So it looks as if Britain won't be joining the euro for a while yet. Tony Blair is keen, Gordon Brown less so. More importantly, Rupert Murdoch's newspaper empire, which helped swing the British general election for Blair in 1997, isn't keen and the prime minister who ignores Mr Murdoch is a foolish prime minister. On the other hand, they say George Bush would quite like a pal on the inside of the European financial system, so maybe Rupert and George just about balance the thing evenly.
But most people here devoutly wish Tony would stop balancing and jump. Ask any businessman in Newry or Derry: a divided currency on an island this size makes no sense.
The Drogheda bypass opened this week and unblocked a traffic bottleneck between north and south. A single currency would do infinitely more to unblock the financial bottlenecks that presently inhibit all-Ireland trade.
Of course joining the euro is about more than trade, which is why Conversatives in Britain and unionists here resist it. They see the euro as sapping the sovereignty of Britain by linking it more firmly to the continent of Europe. The famous London Times headline caught their attitude well: 'Europe cut off from Britain by Channel fog'.
Yet ask the average English person if they consider themselves insular and they'll think you're joking. That's how they see the Irish, not themselves. Read English travel writers on Ireland, look at British TV programmes made about here overwhelmingly the image of the Irish is of a pleasant but time-warped people, good at drinking and singing songs but lacking Britain's enlarged vision of the world. So insistent is this Irish myth, even some Irish people have bought into it.

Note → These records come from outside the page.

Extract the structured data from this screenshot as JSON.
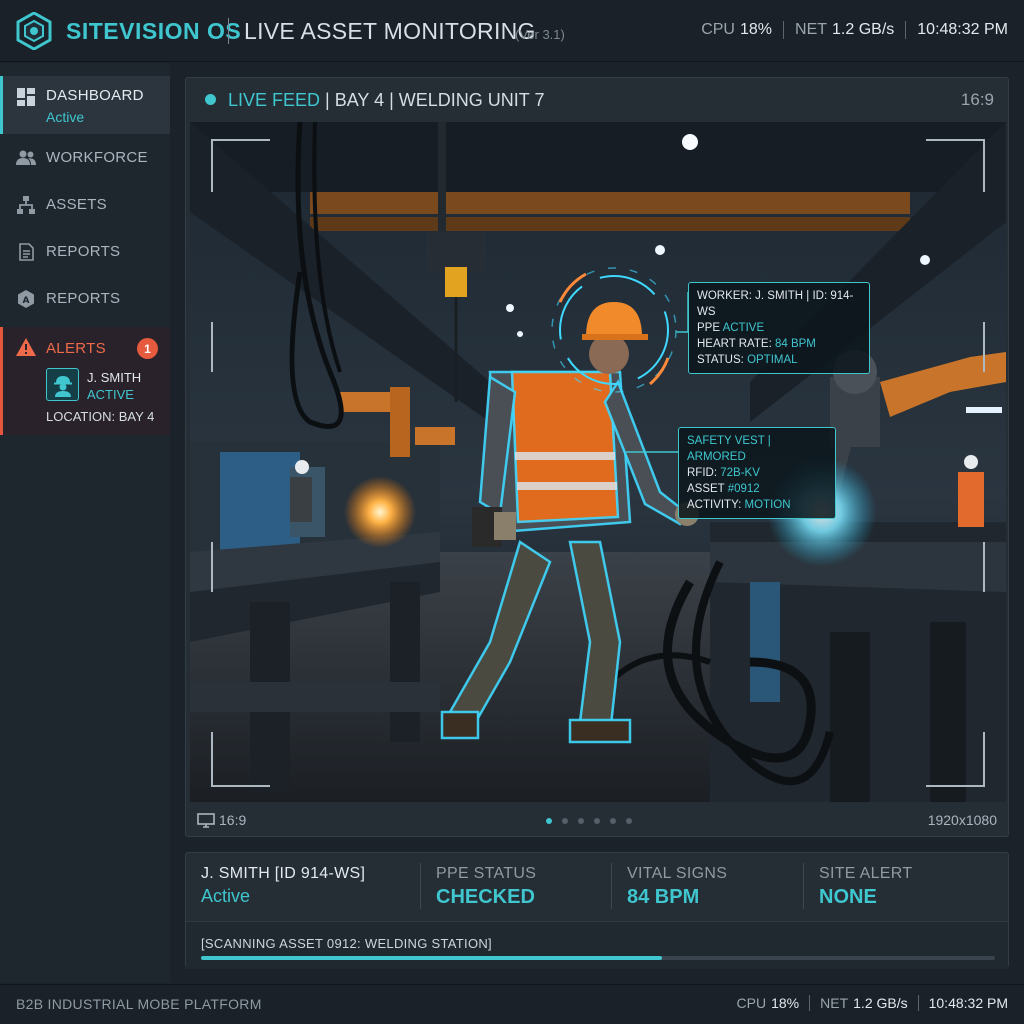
{
  "app": {
    "brand": "SITEVISION OS",
    "title": "LIVE ASSET MONITORING",
    "version": "(Ver 3.1)"
  },
  "header": {
    "cpu_label": "CPU",
    "cpu_value": "18%",
    "net_label": "NET",
    "net_value": "1.2 GB/s",
    "time": "10:48:32 PM"
  },
  "sidebar": {
    "items": [
      {
        "label": "DASHBOARD",
        "sub": "Active",
        "icon": "dashboard-icon"
      },
      {
        "label": "WORKFORCE",
        "icon": "workforce-icon"
      },
      {
        "label": "ASSETS",
        "icon": "assets-icon"
      },
      {
        "label": "REPORTS",
        "icon": "reports-icon"
      },
      {
        "label": "REPORTS",
        "icon": "reports-alt-icon"
      }
    ],
    "alerts": {
      "label": "ALERTS",
      "count": "1",
      "person_name": "J. SMITH",
      "person_status": "ACTIVE",
      "location": "LOCATION: BAY 4"
    }
  },
  "feed": {
    "live_label": "LIVE FEED",
    "title_rest": "| BAY 4 | WELDING UNIT 7",
    "ratio": "16:9",
    "footer_ratio": "16:9",
    "resolution": "1920x1080",
    "page_dots": 6,
    "active_dot": 0,
    "worker_tag": {
      "line1_label": "WORKER:",
      "line1_value": "J. SMITH | ID: 914-WS",
      "line2_label": "PPE",
      "line2_value": "ACTIVE",
      "line3_label": "HEART RATE:",
      "line3_value": "84 BPM",
      "line4_label": "STATUS:",
      "line4_value": "OPTIMAL"
    },
    "vest_tag": {
      "line1": "SAFETY VEST | ARMORED",
      "line2_label": "RFID:",
      "line2_value": "72B-KV",
      "line3_label": "ASSET",
      "line3_value": "#0912",
      "line4_label": "ACTIVITY:",
      "line4_value": "MOTION"
    }
  },
  "status": {
    "worker": "J. SMITH [ID 914-WS]",
    "worker_status": "Active",
    "ppe_label": "PPE STATUS",
    "ppe_value": "CHECKED",
    "vitals_label": "VITAL SIGNS",
    "vitals_value": "84 BPM",
    "alert_label": "SITE ALERT",
    "alert_value": "NONE",
    "scan_text": "[SCANNING ASSET 0912: WELDING STATION]",
    "scan_progress": 0.58
  },
  "footer": {
    "platform": "B2B INDUSTRIAL MOBE PLATFORM",
    "cpu_label": "CPU",
    "cpu_value": "18%",
    "net_label": "NET",
    "net_value": "1.2 GB/s",
    "time": "10:48:32 PM"
  },
  "colors": {
    "accent": "#3fc6cf",
    "alert": "#e65a3e",
    "background": "#1b222a"
  }
}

But that's what it is a myth. In the past 15 years, contact with Europe has transformed the 26 counties. David Trimble may treasure a view of that state as monocultural, etc, but the fact is that culturally as well as economically, Ireland has always shown far keener awareness of and enthusiasm for Europe than has Britain. You can see why. The link with mainland Europe has allowed the south to bypass Britain, freeing it psychologically as well as economically from the shadow of its big neighbour next door.
But then, because of their tradition of religious missionaries, the Irish have always had an outward-looking element in their make-up. Enlightened liberals today allow themselves a patronising smile when someone mentions the penny-for-the-black-babies box that appeared in so many Irish schools and shops in 1940s and 1950s and 1960s. They forget or ignore the fact that this humble collection gave Irish people a sense of a world beyond these shores, a world of people even less fortunate than themselves and to whose welfare they could contribute.

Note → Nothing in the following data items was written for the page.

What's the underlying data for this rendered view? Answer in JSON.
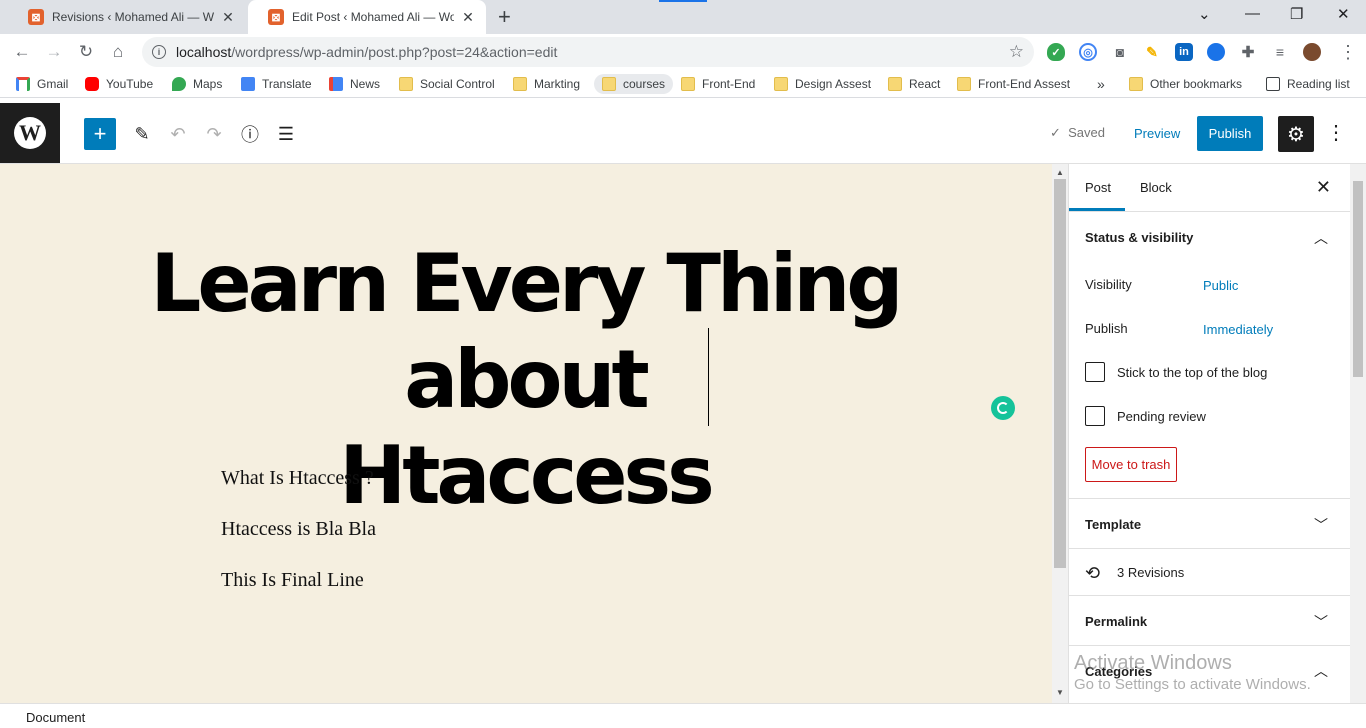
{
  "browser": {
    "tabs": [
      {
        "title": "Revisions ‹ Mohamed Ali — WordPress",
        "active": false
      },
      {
        "title": "Edit Post ‹ Mohamed Ali — WordPress",
        "active": true
      }
    ],
    "url_host": "localhost",
    "url_path": "/wordpress/wp-admin/post.php?post=24&action=edit"
  },
  "bookmarks": [
    {
      "label": "Gmail",
      "icon": "gmail-icon"
    },
    {
      "label": "YouTube",
      "icon": "youtube-icon"
    },
    {
      "label": "Maps",
      "icon": "maps-icon"
    },
    {
      "label": "Translate",
      "icon": "translate-icon"
    },
    {
      "label": "News",
      "icon": "news-icon"
    },
    {
      "label": "Social Control",
      "icon": "folder-icon"
    },
    {
      "label": "Markting",
      "icon": "folder-icon"
    },
    {
      "label": "courses",
      "icon": "folder-icon"
    },
    {
      "label": "Front-End",
      "icon": "folder-icon"
    },
    {
      "label": "Design Assest",
      "icon": "folder-icon"
    },
    {
      "label": "React",
      "icon": "folder-icon"
    },
    {
      "label": "Front-End Assest",
      "icon": "folder-icon"
    },
    {
      "label": "»",
      "icon": "chevron-icon"
    },
    {
      "label": "Other bookmarks",
      "icon": "folder-icon"
    },
    {
      "label": "Reading list",
      "icon": "reading-list-icon"
    }
  ],
  "editor": {
    "saved_label": "Saved",
    "preview_label": "Preview",
    "publish_label": "Publish",
    "title_line1": "Learn Every Thing about",
    "title_line2": "Htaccess",
    "paragraphs": [
      "What Is Htaccess ?",
      "Htaccess is Bla Bla",
      "This Is Final Line"
    ]
  },
  "sidebar": {
    "tab_post": "Post",
    "tab_block": "Block",
    "status_heading": "Status & visibility",
    "visibility_label": "Visibility",
    "visibility_value": "Public",
    "publish_label": "Publish",
    "publish_value": "Immediately",
    "stick_label": "Stick to the top of the blog",
    "pending_label": "Pending review",
    "trash_label": "Move to trash",
    "template_heading": "Template",
    "revisions_label": "3 Revisions",
    "permalink_heading": "Permalink",
    "categories_heading": "Categories"
  },
  "watermark": {
    "line1": "Activate Windows",
    "line2": "Go to Settings to activate Windows."
  },
  "footer": {
    "breadcrumb": "Document"
  },
  "colors": {
    "accent": "#007cba",
    "canvas": "#f5efe0",
    "danger": "#cc1818"
  }
}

Today Bob Geldof and Bono, for all the hectoring of the first and the self-importance of the second, continue the penny-for-the-black-baby tradition working for change in Africa, jogging Irish people and the rest of the world into awareness of the massive problems that continent still suffers under.

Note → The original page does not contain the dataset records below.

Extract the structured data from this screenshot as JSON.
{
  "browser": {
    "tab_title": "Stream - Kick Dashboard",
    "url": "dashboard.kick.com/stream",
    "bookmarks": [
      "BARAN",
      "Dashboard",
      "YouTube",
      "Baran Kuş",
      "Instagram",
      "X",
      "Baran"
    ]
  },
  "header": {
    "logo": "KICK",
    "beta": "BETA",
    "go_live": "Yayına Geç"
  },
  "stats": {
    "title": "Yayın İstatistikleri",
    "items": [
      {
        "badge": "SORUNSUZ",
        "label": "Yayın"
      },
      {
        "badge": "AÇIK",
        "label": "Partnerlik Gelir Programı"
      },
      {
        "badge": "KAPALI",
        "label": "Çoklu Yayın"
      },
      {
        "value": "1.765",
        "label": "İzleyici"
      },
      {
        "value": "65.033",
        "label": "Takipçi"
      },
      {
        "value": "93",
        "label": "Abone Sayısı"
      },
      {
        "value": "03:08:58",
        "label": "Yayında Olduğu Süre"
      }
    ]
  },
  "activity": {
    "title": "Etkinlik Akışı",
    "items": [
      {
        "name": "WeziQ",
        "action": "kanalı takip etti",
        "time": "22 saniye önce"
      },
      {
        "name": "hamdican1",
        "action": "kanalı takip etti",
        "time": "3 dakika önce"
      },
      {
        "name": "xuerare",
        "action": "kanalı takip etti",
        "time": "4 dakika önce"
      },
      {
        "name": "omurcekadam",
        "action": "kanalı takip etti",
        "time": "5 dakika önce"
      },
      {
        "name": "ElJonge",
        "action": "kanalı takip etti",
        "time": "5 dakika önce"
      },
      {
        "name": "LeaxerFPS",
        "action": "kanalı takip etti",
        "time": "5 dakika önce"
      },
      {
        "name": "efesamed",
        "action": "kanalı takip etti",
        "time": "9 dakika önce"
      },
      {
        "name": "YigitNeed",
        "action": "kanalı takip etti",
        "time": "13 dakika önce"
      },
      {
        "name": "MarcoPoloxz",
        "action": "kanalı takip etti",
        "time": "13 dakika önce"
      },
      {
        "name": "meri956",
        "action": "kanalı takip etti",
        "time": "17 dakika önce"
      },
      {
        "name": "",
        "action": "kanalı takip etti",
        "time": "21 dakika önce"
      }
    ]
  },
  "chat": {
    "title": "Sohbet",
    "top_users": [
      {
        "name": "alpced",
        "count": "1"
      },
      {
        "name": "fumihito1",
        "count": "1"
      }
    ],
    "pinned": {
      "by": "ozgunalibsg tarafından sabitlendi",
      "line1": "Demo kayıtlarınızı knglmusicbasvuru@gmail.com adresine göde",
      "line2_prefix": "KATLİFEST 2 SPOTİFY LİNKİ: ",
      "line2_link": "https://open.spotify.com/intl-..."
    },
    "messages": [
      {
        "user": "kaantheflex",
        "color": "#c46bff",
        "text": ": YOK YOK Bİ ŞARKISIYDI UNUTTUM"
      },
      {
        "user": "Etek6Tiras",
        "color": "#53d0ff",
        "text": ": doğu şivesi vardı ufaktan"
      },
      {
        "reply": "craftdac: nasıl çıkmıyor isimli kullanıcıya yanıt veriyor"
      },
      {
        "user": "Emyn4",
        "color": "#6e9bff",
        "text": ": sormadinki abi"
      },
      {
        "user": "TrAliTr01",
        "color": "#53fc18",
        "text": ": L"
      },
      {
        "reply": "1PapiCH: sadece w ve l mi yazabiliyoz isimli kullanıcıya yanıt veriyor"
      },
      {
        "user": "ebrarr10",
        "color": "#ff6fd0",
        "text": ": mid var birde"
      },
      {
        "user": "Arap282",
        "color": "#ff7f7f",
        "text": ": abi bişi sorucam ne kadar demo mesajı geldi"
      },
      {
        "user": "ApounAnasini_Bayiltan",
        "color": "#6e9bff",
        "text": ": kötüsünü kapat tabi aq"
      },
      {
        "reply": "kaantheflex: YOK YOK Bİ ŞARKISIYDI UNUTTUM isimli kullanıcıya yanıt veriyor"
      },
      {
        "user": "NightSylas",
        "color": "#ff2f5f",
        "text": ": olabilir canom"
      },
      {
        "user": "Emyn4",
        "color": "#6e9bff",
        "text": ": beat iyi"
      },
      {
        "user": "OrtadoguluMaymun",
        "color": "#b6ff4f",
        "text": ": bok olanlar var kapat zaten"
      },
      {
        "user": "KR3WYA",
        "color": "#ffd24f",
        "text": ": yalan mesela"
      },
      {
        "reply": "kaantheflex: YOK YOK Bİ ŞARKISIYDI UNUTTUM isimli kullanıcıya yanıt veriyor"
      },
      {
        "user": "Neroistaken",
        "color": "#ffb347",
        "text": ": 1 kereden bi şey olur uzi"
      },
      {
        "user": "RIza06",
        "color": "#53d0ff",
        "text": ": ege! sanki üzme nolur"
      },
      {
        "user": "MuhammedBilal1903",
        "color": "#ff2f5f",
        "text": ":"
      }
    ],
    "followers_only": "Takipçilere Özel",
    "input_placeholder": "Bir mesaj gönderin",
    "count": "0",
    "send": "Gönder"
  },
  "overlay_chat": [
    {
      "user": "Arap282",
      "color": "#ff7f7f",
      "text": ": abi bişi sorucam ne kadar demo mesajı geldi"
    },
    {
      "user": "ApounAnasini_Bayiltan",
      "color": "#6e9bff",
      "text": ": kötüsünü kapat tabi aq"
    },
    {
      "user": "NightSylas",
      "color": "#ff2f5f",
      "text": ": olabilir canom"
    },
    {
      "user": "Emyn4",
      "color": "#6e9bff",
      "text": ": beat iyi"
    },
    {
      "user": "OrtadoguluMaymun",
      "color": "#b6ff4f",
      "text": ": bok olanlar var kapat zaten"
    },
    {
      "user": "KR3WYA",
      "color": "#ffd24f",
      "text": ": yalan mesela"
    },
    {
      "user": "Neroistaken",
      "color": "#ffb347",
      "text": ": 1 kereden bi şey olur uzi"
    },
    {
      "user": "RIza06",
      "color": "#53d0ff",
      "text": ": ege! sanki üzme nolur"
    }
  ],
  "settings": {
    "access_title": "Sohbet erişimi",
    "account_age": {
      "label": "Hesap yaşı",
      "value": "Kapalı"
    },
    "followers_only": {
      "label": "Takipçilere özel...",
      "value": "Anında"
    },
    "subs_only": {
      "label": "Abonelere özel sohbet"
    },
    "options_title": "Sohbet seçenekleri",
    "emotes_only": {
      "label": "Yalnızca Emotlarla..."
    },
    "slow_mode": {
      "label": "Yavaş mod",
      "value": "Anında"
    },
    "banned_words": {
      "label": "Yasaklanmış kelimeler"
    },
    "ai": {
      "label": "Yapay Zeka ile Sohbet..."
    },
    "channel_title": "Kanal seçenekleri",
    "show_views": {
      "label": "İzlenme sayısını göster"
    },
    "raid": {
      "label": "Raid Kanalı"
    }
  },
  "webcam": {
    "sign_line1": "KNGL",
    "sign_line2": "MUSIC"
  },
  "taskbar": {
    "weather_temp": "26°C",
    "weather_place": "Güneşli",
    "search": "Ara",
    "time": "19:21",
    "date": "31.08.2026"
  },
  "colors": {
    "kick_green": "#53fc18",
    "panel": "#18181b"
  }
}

And doesn't the rest of the world and perhaps Europe in particular need reminding? When the people of the 26 counties voted No in the first Nice Referendum, they were accused of selfishness. Their critics said they had benefited from membership of the EU and were now slamming the door on the entry of poorer countries from Eastern Europe.
An odd charge, really. The EEC was created primarly to avoid future European wars, but it has developed and been sold as an economic club for the benefit of its members. That club may be about to expand dramatically, but the central question about such expansion is, 'Will it benefit the member states?' Not 'How can the EU help other countries?' When it is forced to address an external problem, like war in Iraq or famine in Africa, the weakness of the European vision becomes immediately apparent.
It doesn't know what it should do in the Middle East and it doesn't know what it should do in Africa. Compared to European vagueness, Mr Bush with his $20 billion for the relief of Aids in Africa looks positively enlightened.
The sooner the British embrace the euro and become true Europeans, the better for us, for them and for Europe. And the sooner Europe abandons its Fortress Europe mentality and becomes an anti-imperialist missionary to the rest of the world, the better for everyone.